2025 ISAKOS Congress in Munich, Germany

2025 ISAKOS Biennial Congress ePoster


Comparison Of Blood Flow Restriction Training Rehabilitation And General Rehabilitation Exercise After Anterior Cruciate Ligament Reconstruction: A Meta-Analysis Of Randomized Controlled Trials

Jinshen He, MD, Prof., Changsha, Hunan CHINA
Third Xiangya Hospital of Central South University, Changsha, Hunan, CHINA

FDA Status Not Applicable

Summary

In the rehabilitation after ACL reconstruction, blood flow restriction training can significantly improve muscle strength and subjective score of the knee.

Abstract

Purpose

Anterior cruciate ligament (ACL) injury can result in prolonged quadriceps femoris atrophy and weakness even after ACL reconstruction and a comprehensive and progressive general rehabilitation exercise (GRE) protocol. A novel rehabilitation protocol including blood flow restriction training (BFRT) has been proposed to mitigate post-operative atrophy and weakness by creating a low-oxygen environment in muscles in turn promoting muscle hypertrophy and enhancing strength.

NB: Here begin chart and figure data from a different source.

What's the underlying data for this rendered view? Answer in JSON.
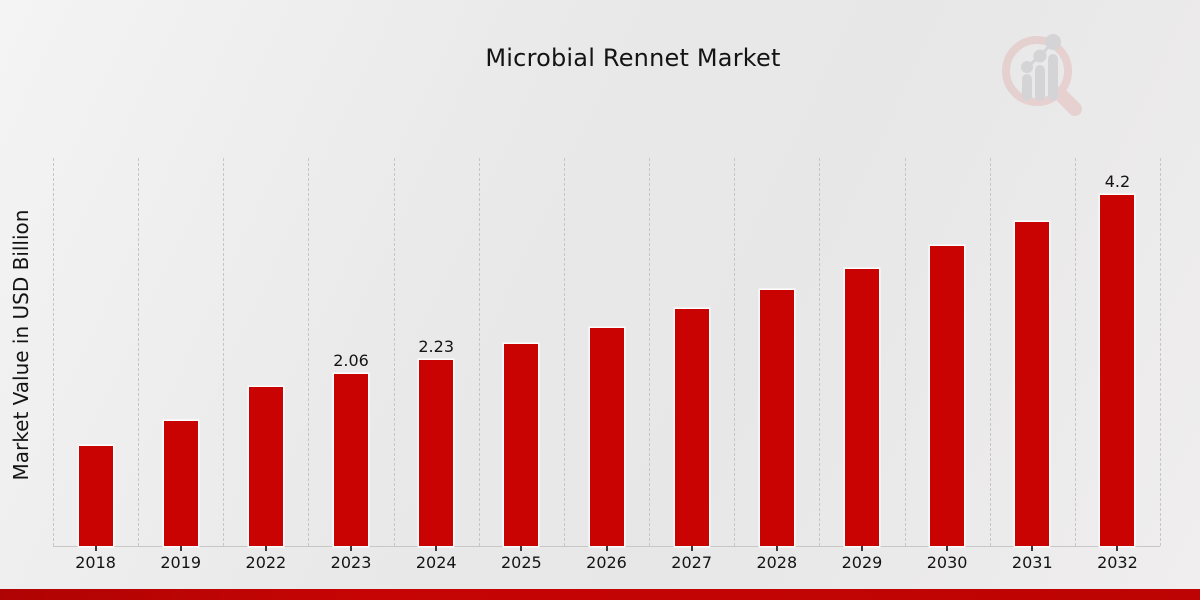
{
  "title": "Microbial Rennet Market",
  "ylabel": "Market Value in USD Billion",
  "watermark_icon": "magnifier-bar-chart-logo",
  "colors": {
    "bar": "#c90202",
    "bar_stroke": "#ffffff",
    "accent_strip": "#bd0303",
    "gridline": "#c6c6c6",
    "axis_line": "#c7c7c7",
    "text": "#141414",
    "logo_ring": "#e3bcbc",
    "logo_bars": "#c3c4ca"
  },
  "chart_data": {
    "type": "bar",
    "title": "Microbial Rennet Market",
    "xlabel": "",
    "ylabel": "Market Value in USD Billion",
    "categories": [
      "2018",
      "2019",
      "2022",
      "2023",
      "2024",
      "2025",
      "2026",
      "2027",
      "2028",
      "2029",
      "2030",
      "2031",
      "2032"
    ],
    "values": [
      1.2,
      1.5,
      1.9,
      2.06,
      2.23,
      2.41,
      2.61,
      2.83,
      3.06,
      3.31,
      3.59,
      3.88,
      4.2
    ],
    "value_labels": [
      "",
      "",
      "",
      "2.06",
      "2.23",
      "",
      "",
      "",
      "",
      "",
      "",
      "",
      "4.2"
    ],
    "ylim": [
      0,
      4.64
    ],
    "y_axis_ticks": "none",
    "grid": "vertical dashed separators between categories",
    "legend": "none",
    "bar_color": "#c90202"
  }
}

The clinical benefit of BFRT as compared to GRE alone remains uncertain. This study aimed to compare the effects of BFRT and GRE on ACL reconstruction rehabilitation through a meta-analysis of randomized controlled trials.

Methods

Several databases including PubMed, Web of Science, EMBASE, MEDLINE, Elsevier, and Biosis were queried for randomized controlled trials comparing BFRT and GRE following ACL reconstruction. Outcomes included muscle strength, Lysholm score, the International Knee Documentation Committee (IKDC) score, extensor muscle torque, muscle cross-sectional area (CSA), range of motion (ROM), pain, Y-balance, and the Patient-Reported Outcomes Measurement Information System (PROMIS).

Results

Thirteen randomized controlled trials involving 376 participants were included. The change in muscle strength (Mean difference, MD: 12.96, 95% confidence interval, 95%CI: 7.02 to 18.91, heterogeneity, I2=39%), Lysholm score (MD: 9.41, 95%CI: 8.93 to 9.88, I2=40%), and IKDC score (MD: 9.88, 95%CI: 0.57 to 19.19, I2=87%) of the BFRT group were superior to that of the GRE group at the time of last follow-up. However, no significant difference was found between the BFRT and the GRE groups regarding the change in muscle CSA, ROM, extensor muscle torque, pain score, Y-balance, and PROMIS.

Conclusion

Rehabilitation including BFRT can significantly improve muscle strength, Lysholm score, and IKDC score compared to GRE following ACL reconstruction. However, BFRT and GRE produce similar changes in muscle CSA, ROM, extensor muscle torque, pain, Y-balance, and PROMIS. Additional large-scale clinical trials are still needed to validate these results.